Initializing a 2-Dimensional Array :
1. Compile-Time Initialization :
int arr[2][4] = {{1, 2, 3, 4}, {5, 6, 7, 8}};
* Here rows=2 and cols=4 , therefore the 2 inner curly braces signify the 2 different rows and the elements in each row signifies each element in the column.
int arr[2][4] = {1, 2, 3, 4, 5, 6, 7, 8};
* We can also initialize array like this without giving any inner brackets for the rows, the compiler automatically puts the required elements ( number of elements = number of columns ,i.e 4 ) in each row and then automatically comes to the next row , and then fills that again with necessary number of elements.

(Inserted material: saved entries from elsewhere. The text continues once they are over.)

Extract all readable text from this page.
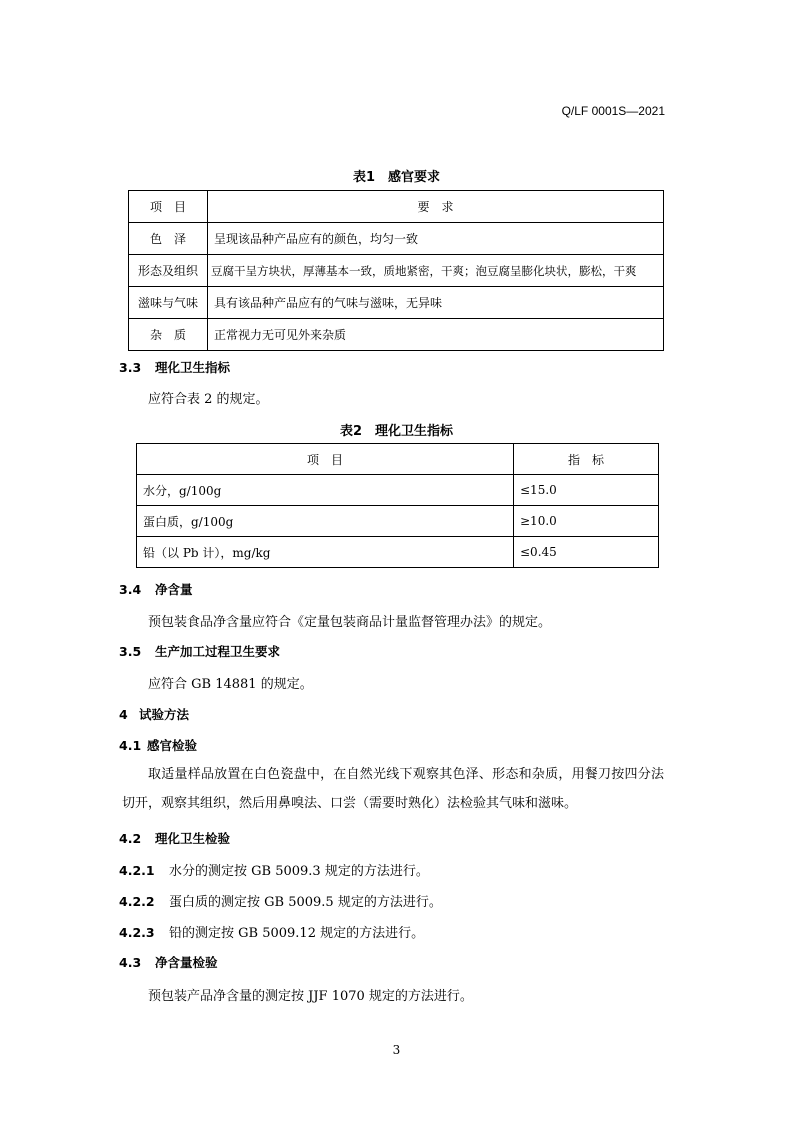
Q/LF 0001S—2021
表1　感官要求
项　目	要　求
色　泽	呈现该品种产品应有的颜色，均匀一致
形态及组织	豆腐干呈方块状，厚薄基本一致，质地紧密，干爽；泡豆腐呈膨化块状，膨松，干爽
滋味与气味	具有该品种产品应有的气味与滋味，无异味
杂　质	正常视力无可见外来杂质
3.3 理化卫生指标
应符合表 2 的规定。
表2　理化卫生指标
项　目	指　标
水分，g/100g	≤15.0
蛋白质，g/100g	≥10.0
铅（以 Pb 计），mg/kg	≤0.45
3.4 净含量
预包装食品净含量应符合《定量包装商品计量监督管理办法》的规定。
3.5 生产加工过程卫生要求
应符合 GB 14881 的规定。
4 试验方法
4.1 感官检验
取适量样品放置在白色瓷盘中，在自然光线下观察其色泽、形态和杂质，用餐刀按四分法切开，观察其组织，然后用鼻嗅法、口尝（需要时熟化）法检验其气味和滋味。
4.2 理化卫生检验
4.2.1 水分的测定按 GB 5009.3 规定的方法进行。
4.2.2 蛋白质的测定按 GB 5009.5 规定的方法进行。
4.2.3 铅的测定按 GB 5009.12 规定的方法进行。
4.3 净含量检验
预包装产品净含量的测定按 JJF 1070 规定的方法进行。
3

int age[][4] = {{1, 2, 3, 4}, {5, 6, 7, 8}};
* We can also omit the first dimension size ,i.e the number of rows but we can't omit the second dimension size . It automatically sets the number of rows by adjusting the number of elements in each columns. Like here col_size = 4 , i.e whenever 1st four elements would be set in the array, the compiler will automatically create a new row as the number of columns in a row has been exceeded.

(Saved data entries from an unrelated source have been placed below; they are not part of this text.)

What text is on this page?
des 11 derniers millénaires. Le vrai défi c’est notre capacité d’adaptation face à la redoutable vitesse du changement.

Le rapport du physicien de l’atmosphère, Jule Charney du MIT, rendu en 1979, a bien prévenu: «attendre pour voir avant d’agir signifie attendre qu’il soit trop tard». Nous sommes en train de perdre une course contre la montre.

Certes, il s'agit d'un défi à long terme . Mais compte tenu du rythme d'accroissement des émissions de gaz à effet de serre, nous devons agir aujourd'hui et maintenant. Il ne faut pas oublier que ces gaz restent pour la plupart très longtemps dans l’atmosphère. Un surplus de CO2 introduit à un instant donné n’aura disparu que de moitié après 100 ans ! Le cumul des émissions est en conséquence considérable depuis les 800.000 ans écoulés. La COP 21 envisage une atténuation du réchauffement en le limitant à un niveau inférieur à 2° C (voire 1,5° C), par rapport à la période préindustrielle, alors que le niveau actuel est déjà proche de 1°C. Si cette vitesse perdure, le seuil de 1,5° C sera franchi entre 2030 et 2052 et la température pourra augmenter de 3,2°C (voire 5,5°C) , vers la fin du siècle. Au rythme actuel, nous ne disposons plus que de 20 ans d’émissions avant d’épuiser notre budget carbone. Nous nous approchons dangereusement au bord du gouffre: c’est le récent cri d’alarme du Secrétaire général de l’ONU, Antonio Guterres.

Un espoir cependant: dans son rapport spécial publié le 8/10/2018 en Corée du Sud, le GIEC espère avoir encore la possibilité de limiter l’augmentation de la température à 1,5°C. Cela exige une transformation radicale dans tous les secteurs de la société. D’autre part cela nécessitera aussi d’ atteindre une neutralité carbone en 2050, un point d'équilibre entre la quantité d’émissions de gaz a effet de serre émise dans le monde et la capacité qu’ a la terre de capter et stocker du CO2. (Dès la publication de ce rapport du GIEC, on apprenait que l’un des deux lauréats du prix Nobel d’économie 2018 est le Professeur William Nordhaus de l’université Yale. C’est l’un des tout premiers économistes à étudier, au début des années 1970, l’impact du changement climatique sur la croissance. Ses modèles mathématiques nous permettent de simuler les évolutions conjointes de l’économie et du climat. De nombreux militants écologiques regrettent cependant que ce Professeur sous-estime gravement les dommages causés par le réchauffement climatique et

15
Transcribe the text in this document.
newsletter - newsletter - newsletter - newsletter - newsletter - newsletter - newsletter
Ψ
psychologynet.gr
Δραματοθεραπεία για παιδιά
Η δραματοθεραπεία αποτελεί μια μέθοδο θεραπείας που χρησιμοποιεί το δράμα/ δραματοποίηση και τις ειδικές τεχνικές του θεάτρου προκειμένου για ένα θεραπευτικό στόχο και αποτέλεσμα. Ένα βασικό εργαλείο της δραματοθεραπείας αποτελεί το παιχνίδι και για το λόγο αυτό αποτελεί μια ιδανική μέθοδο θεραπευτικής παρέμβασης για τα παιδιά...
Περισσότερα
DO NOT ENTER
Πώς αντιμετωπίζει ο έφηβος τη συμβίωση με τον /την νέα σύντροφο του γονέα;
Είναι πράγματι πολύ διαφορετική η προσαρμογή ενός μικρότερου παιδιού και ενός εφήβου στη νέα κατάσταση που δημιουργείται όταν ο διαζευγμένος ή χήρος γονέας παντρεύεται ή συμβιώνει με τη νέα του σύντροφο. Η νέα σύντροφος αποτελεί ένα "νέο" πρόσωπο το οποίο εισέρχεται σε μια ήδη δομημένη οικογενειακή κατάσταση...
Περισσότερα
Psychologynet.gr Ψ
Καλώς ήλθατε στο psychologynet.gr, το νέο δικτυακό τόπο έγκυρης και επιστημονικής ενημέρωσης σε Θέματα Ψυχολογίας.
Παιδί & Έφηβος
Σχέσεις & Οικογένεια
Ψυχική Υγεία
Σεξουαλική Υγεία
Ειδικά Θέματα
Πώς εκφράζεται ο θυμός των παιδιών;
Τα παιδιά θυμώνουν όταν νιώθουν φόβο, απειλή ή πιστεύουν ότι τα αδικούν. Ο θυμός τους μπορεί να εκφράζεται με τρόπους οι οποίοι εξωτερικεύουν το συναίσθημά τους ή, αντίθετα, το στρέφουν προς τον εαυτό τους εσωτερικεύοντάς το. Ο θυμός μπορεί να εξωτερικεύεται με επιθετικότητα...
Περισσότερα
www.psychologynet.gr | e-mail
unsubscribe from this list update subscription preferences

int a[2][] = {{1, 2, 3, 4}, {5, 6, 7, 8}};
int a[][] = {1, 2, 3, 4, 5, 6, 7, 8};
* Such initializations will cause compile time errors in the program. So avoid such mistakes
2. Run-Time Initialization :
Like 1D arrays, 2D arrays can also be initialized at runtime using loops for iterating through each element .
#include <stdio.h>
int main()
{
int a[2][4], i, j;
printf("Enter the element of a array of size 2 by 4 : ");
for(i=0; i < 2 ; i++)
{
for(j=0; j < 4; j++)
{
scanf("%d", &a[i][j]);
}
}
for(i=0; i < 2; i++)
{
for(j=0; j < 4; j++)
{
printf("%d\t", a[i][j]);
}
printf("\n");
}
return 0;
}
* Here loop having variable ' i ' iterates over the rows, for i = 0 , we would on the 1st row and then comes the loop having variable ' j ', which iterates over the column elements. For each value of i , the j-loop will iterate over all the elements in that row.
Example : In case of array of 2 by 4 , such indexing will occur , you can see 1st row is having value 0 and then according to the above example the j-loop iterates through every position from 0-3 (<4) . So we get a[0][0] , a[0][1] , a[0][2] and a[0][3]. And similarly for 2nd row.
| a[0][0] | a[0][1] | a[0][2] | a[0][3] |
| a[1][0] | a[1][1] | a[1][2] | a[1][3] |
WORKING OF THE ABOVE SAMPLE CODE :
Here firstly a[0][0] index will be filled then a[0][1], then a[0][2] and then a[0][3] . Then condition for j in the 2nd loop will be falsified and then i will change to i=i+1, that is , ' i ' will become 1, and again the same order will be followed till the last index will be encountered , a[ROW_SIZE - 1][COL_SIZE - 1] , in this case last element will be a[1][3].